Question

Custom Database in Kraken2: how are plasmids in same fasta file as bacterial genome handled?

1

Entering edit mode

3.6 years ago

Raphaela ▴ 10

Hi everyone,

I am creating a custom database in order to analyse paired reads found in stool samples. My project only looks at the abundances of bacterial species of the Lactobacillaceae family, therefore I downloaded all respective .fna files from the NCBI databank.

When inspecting the .fna files I found many of them containing several genomes, often one complete genome of the bacterial strain and additionally one or two plasmid genomes of the same bacterial strain. For my analysis I am only interested in the complete genomes, however if I filter out "plasmid" I seem to lose lots of .fna files which also contain valuable bacterial genomes.

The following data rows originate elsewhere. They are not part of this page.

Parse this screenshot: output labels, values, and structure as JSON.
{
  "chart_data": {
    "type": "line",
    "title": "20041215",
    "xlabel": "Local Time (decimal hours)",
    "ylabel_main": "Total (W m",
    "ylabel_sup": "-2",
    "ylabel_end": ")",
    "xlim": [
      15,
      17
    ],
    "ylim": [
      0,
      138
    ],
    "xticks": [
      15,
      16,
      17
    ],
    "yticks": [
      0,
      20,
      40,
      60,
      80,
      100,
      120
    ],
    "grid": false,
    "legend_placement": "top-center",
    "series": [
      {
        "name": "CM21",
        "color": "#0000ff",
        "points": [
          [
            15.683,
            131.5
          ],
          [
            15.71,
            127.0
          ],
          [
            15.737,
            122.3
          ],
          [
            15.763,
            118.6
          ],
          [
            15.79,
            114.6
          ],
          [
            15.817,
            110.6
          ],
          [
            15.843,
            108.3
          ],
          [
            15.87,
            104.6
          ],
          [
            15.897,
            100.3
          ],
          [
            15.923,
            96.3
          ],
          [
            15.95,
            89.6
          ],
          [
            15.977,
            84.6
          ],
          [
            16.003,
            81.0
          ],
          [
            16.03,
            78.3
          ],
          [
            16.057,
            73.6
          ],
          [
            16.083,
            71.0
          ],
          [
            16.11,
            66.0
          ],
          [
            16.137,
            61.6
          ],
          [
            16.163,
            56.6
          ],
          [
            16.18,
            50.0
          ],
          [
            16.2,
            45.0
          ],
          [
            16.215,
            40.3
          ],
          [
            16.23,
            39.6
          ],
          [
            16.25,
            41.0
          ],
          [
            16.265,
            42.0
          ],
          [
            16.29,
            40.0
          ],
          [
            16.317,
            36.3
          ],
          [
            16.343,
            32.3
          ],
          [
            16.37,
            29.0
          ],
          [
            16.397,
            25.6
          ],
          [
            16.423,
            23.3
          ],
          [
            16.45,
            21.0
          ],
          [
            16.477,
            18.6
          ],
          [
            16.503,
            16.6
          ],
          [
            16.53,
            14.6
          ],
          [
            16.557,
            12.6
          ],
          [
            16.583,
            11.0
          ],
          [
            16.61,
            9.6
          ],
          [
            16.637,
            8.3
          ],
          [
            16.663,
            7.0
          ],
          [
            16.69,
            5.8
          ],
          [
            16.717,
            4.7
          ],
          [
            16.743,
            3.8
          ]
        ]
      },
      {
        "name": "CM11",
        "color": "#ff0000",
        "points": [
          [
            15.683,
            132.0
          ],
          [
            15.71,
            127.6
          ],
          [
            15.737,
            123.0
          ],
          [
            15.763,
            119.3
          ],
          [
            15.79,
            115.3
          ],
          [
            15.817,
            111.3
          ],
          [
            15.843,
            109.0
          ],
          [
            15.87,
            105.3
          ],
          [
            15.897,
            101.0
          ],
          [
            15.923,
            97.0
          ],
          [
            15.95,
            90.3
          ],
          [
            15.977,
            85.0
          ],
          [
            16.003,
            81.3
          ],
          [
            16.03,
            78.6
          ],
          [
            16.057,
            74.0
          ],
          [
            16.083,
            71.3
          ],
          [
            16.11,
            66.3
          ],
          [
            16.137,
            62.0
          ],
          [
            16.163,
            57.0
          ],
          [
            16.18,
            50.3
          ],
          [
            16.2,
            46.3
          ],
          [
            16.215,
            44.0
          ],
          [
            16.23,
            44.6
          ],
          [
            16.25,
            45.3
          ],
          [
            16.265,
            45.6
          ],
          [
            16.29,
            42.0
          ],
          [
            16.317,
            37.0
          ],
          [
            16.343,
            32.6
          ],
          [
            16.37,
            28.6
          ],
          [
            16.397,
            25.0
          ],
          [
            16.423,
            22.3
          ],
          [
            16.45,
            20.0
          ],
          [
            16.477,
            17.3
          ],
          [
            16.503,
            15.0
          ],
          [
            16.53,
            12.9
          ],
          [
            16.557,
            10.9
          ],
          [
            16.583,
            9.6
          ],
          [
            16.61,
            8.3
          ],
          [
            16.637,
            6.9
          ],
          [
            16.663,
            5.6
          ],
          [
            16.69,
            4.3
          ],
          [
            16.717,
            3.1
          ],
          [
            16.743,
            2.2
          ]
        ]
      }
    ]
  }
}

Does anybody have experience in how Kraken2 handles these plasmid genomes? Are they processed individually or is the end result one abundance score for the respective bacterial strain?

Thank you so much for your help!

BW, Rapha

Kraken2 plasmid CustomDB • 1.1k views

ADD COMMENT • link 3.6 years ago by Raphaela ▴ 10

score 1 · Answer 1 · 2021-04-24

1

Entering edit mode

3.6 years ago

Istvan Albert 102k

The tool matches sequence ids to taxonomic ids. The table file connects the two pieces of information.

A plasmid sequence is no different than any segmented genome that is present on multiple chromosomes.

What you will get at the end is how many reads are assigned to a taxonomical level, it is not important how many chromosomes/plasmids there were.